7.14计算整个活动客户平均花费的最大值

7.15统计每月花费最多的客户

7.16统计每月访问次数最多的客户

7.17按总价找出最受欢迎的5种产品

7.18根据购买频率找出最畅销的5种产品

7.19根据客户数量找出最受欢迎的5种产品

-- 7.11统计该期间交易数量最少的用户

WITH

       t1 AS(SELECT customer_id,COUNT(1) c FROM transaction_details GROUP BY customer_id ORDER BY c),

       t2 AS(SELECT t1.*,DENSE_RANK() over(ORDER BY t1.c) as rn FROM t1)

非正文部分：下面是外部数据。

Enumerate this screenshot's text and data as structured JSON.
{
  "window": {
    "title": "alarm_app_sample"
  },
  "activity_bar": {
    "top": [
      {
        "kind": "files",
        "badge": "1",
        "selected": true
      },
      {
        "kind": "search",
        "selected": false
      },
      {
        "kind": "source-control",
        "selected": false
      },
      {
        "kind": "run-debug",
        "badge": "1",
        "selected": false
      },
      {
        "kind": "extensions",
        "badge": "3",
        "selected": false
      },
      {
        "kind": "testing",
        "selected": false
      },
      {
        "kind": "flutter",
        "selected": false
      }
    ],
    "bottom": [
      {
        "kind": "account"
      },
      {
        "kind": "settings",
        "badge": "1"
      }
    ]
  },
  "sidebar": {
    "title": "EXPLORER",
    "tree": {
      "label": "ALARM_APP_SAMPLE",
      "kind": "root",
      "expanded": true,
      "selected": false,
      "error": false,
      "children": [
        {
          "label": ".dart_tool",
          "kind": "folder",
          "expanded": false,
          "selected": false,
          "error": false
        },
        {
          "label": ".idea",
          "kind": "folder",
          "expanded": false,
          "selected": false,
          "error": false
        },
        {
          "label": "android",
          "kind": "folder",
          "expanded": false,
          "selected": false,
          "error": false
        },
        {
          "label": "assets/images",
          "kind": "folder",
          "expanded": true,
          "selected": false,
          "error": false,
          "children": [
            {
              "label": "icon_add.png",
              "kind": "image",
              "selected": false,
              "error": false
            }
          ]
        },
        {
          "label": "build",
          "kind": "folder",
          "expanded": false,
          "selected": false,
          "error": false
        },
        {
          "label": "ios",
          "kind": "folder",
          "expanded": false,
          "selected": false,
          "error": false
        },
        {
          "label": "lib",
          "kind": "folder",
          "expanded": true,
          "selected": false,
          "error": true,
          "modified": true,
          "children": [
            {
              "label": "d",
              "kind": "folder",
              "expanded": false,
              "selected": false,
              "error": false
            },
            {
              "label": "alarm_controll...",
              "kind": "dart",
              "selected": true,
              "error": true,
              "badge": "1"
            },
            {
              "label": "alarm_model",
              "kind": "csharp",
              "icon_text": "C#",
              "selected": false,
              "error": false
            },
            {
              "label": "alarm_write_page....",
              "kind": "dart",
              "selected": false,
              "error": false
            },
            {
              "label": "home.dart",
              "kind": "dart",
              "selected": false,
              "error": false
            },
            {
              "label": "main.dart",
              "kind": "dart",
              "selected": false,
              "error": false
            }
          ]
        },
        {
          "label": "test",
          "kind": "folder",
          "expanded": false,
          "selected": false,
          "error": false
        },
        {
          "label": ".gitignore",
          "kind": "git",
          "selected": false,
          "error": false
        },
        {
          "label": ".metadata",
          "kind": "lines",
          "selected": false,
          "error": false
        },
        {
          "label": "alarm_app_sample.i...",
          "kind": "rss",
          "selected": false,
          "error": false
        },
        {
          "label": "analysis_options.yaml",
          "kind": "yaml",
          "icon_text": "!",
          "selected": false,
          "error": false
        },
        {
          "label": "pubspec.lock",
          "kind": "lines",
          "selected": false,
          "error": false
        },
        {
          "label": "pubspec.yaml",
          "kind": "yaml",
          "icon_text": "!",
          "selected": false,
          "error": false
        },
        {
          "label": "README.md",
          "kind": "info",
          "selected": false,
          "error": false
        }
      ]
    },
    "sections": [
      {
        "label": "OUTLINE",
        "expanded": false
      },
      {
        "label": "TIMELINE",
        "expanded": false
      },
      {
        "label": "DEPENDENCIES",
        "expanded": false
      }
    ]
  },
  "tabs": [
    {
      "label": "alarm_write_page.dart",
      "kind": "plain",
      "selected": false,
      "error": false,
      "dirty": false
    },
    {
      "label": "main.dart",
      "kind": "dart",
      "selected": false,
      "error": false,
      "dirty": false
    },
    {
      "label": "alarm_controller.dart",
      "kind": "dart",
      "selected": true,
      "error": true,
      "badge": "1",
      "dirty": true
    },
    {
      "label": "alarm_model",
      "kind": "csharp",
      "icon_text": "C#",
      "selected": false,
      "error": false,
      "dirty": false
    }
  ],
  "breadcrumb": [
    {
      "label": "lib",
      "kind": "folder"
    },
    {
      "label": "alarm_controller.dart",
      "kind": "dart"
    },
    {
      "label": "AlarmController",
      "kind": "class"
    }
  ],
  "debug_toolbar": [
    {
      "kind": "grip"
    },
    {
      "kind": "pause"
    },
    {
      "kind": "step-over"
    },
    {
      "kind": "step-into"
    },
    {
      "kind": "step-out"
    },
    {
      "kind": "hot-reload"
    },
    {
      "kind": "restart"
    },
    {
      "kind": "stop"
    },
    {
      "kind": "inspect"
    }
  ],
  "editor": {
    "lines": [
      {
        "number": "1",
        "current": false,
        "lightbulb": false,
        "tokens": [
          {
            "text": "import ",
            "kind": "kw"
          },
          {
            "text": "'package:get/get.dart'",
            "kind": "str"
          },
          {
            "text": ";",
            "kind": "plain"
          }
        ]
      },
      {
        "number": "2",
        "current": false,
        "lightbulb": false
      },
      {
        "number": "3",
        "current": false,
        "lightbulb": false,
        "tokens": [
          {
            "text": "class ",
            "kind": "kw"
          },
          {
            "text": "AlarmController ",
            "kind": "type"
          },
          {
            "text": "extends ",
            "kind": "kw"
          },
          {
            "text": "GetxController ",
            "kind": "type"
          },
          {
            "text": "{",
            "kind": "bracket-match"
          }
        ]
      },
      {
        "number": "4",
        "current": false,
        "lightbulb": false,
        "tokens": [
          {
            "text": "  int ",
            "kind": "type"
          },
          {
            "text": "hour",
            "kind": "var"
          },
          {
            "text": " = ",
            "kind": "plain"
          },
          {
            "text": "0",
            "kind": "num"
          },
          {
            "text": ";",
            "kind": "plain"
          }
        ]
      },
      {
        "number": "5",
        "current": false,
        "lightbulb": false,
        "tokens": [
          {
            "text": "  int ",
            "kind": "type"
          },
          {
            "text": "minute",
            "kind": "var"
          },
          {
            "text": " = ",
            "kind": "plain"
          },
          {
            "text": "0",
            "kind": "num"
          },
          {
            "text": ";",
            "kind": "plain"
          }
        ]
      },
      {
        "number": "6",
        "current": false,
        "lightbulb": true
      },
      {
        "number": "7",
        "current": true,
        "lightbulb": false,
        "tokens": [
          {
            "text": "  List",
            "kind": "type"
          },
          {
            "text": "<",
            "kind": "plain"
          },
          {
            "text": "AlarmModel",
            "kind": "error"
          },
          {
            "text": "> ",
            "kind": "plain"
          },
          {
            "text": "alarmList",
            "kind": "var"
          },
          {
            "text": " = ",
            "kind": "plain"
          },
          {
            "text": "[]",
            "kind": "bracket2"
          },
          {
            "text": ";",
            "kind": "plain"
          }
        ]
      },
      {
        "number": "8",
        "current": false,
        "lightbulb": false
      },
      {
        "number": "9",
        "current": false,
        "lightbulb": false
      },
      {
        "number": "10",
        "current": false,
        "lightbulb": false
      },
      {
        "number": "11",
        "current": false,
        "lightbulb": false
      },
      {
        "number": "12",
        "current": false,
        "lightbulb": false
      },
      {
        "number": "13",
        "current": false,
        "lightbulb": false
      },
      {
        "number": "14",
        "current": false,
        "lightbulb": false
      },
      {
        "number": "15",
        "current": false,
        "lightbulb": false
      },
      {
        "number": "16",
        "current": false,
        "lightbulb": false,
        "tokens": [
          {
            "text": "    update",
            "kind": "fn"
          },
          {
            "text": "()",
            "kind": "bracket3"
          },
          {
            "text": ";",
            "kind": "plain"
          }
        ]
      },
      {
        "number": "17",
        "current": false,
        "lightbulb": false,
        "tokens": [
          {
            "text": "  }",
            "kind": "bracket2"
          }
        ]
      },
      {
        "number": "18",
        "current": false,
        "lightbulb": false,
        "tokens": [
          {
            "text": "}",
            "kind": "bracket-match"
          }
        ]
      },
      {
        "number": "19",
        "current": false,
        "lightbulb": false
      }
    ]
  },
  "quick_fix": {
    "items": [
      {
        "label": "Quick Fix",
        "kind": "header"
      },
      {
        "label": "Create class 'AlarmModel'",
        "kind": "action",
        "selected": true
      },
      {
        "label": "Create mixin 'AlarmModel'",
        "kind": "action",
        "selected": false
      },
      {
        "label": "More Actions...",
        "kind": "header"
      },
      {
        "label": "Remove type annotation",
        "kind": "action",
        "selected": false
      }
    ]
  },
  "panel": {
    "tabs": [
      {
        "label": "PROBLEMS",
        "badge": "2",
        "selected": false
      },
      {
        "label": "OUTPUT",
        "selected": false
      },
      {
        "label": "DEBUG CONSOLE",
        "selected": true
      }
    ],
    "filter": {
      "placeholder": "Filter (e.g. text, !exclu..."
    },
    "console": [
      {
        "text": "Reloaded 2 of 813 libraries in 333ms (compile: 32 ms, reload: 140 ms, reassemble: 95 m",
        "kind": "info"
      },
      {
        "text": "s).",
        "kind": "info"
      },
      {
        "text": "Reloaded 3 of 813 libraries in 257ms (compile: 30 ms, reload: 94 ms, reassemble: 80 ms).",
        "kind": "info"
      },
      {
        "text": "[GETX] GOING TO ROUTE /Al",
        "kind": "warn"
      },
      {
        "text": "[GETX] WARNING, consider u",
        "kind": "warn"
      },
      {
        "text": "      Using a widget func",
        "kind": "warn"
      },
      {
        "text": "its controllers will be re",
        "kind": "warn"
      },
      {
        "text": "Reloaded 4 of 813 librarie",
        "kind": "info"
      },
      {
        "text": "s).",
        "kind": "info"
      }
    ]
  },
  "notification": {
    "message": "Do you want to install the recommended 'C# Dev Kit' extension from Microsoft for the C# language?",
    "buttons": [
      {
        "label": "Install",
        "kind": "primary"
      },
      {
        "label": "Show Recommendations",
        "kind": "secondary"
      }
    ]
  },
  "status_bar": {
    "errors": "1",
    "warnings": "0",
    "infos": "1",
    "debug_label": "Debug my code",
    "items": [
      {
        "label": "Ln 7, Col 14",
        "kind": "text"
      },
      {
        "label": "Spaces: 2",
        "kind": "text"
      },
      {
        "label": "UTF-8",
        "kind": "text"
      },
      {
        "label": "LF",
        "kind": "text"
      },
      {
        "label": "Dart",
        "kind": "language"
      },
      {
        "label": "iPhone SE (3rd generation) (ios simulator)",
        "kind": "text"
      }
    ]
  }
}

SELECT CONCAT(vcd.first_name,'***'), t2.* FROM t2 JOIN vw_customer_details vcd ON t2.customer_id=vcd.customer_id WHERE rn=1;



-- 7.12计算每个季度的独立客户总数

SELECT DISTINCT COUNT(customer_id),

       concat_ws('-',substr(purchase_date,1,4),cast(ceil(month(purchase_date)/3.0) as CHAR(20)))as year_quarter

from transaction_details

GROUP BY year_quarter

ORDER BY (year_quarter+0);



-- 7.13计算每周的独立客户总数

SELECT DISTINCT COUNT(customer_id),

       concat_ws('-',substr(purchase_date,1,4),cast(WEEKOFYEAR(purchase_date) as CHAR(20)))as week_year

from transaction_details

GROUP BY week_year;



-- 7.14计算整个活动客户平均花费的最大值

WITH

       t1 AS(SELECT customer_id, avg(price) as costAVG FROM transaction_details GROUP BY customer_id),

       t2 AS(SELECT t1.*,DENSE_RANK() over(ORDER BY costAVG DESC) as rn FROM t1)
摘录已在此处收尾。